RÈGLEMENTS INTÉRIEURS : LA CGT FAIT PLIER LA DIRECTION DEVANT LA COUR D’APPEL !
Par un arrêt rendu le 17 mars 2026, la Cour d’appel de Paris confirme l’essentiel du jugement obtenu par la CGT devant le Tribunal Judiciaire de Bobigny le 21 novembre 2024.
Elle adresse un rappel à l’ordre sans ambiguïté à la direction SNCF : le règlement intérieur n’est pas une zone de non-droit.
La SNCF ne peut pas tout écrire, tout imposer, ni tout contrôler. La cour d’appel sanctionne des dérives graves en confirmant l’annulation de plusieurs dispositions qui portaient directement atteinte aux droits fondamentaux des salariés.
Sont notamment balayées :
- les tentatives de remise en cause du droit de retrait (interdiction de menacer de sanctions les agents qui se protègent d’un danger) ;
- les interdictions générales de manifester dans l’entreprise est annulée au nom de la liberté d’expression ;
- les dispositifs de surveillance des salariés dans leurs démarches judiciaires. Cela va bien au-delà de la simple fin de l’obligation de rendre compte de ses déclarations puisque c’est toute la tentative de surveillance des salariés face à la justice qui est supprimée.
Autrement dit, c’est tout un arsenal destiné à faire taire, contrôler et intimider qui est déclaré illégal. La cour rappelle une règle simple mais essentielle : le règlement intérieur doit respecter les libertés fondamentales.

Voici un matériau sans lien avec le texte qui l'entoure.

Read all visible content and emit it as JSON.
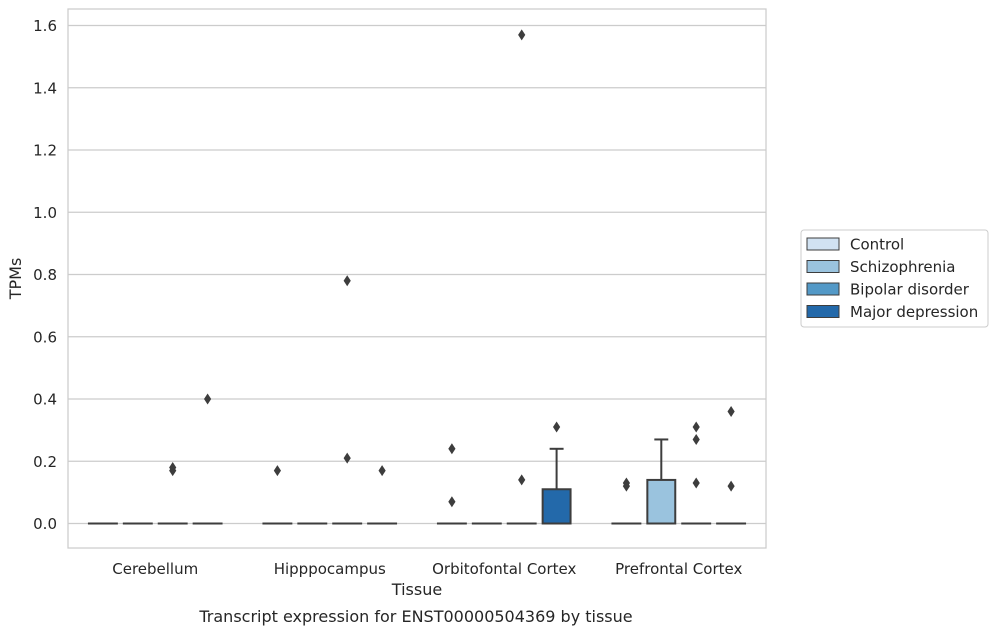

La Cour a toutefois rétabli l’article 26 sur la neutralité pour lequel la CGT étudie un pourvoi en cassation sur ce point.
Néanmoins, même si cet article est rétabli, la liberté d’expression dans son ensemble est largement reconnue par ailleurs par le Code du travail et par une jurisprudence constante protégeant le salarié, notamment par 3 arrêts du 14 janvier 2026 de la Cour de cassation.
Ces récentes décisions réaffirment avec force que le salarié est protégé dans son expression, qu’elle s’exerce individuellement ou collectivement et que l’employeur ne peut brider cette liberté fondamentale dans l’entreprise sous couvert de neutralité.
Ce jugement du 17 mars 2026 est d’application immédiate et la SNCF doit mettre à jour ses textes.
Tout cheminot sanctionné via un article annulé par le TJ de Bobigny et confirmé en appel peut exiger l’annulation de sa sanction.
La vigilance s’étend désormais aux règlements d’Hexafret et de Technis.